Open hardware (was: Re: FOSDEM lightning talk slides)
sebastien.bourdeauducq at lekernel.net
Thu Feb 4 15:58:41 EST 2010
On Thursday 04 February 2010 17:53:57 Ron K. Jeffries wrote:
> Copyleft hardware includes (to my mind) open hardware
> projects which incorporate complex silicon such as a processor
> where the programming API is open, but the chip manufacturer
> does not disclose detailed design at gate level.
> Arduino is a good example, where multiple outfits around the
> world design, manufacture and sell PCBs and kits that are
> clones of Arduino, or are "shields" that plug in and add functions.
Ok.
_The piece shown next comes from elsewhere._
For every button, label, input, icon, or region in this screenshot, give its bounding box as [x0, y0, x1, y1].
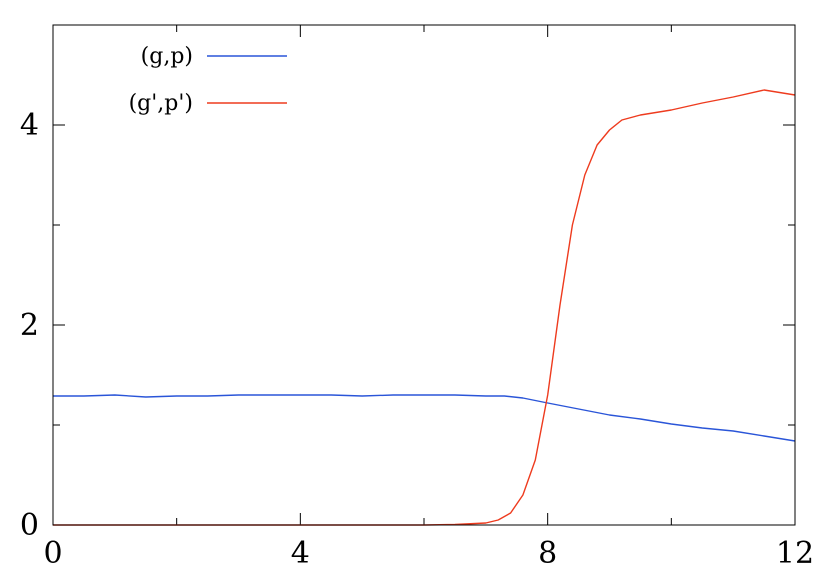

So, please note that a x86 PC also fits into this definition of open
hardware: Intel discloses programming manuals for their processors and
chipsets, with a little research you can find schematics and gerbers of some
motherboards (which, anyway, aren't *so* hard to design nowadays, as the
chipsets do pretty much everything) and multiple outfits around the world
design, manufacture and sell PCBs, kits and devices that are clones of the
original IBM PC, or are "peripherals" that plug in and add functions.
It's good to see people believe in open hardware and start with easier
projects; but copyleft gate-level designs are the way to go, especially since
chips do most of the work in today's devices and are sometimes highly
specialized and quickly become obsolete.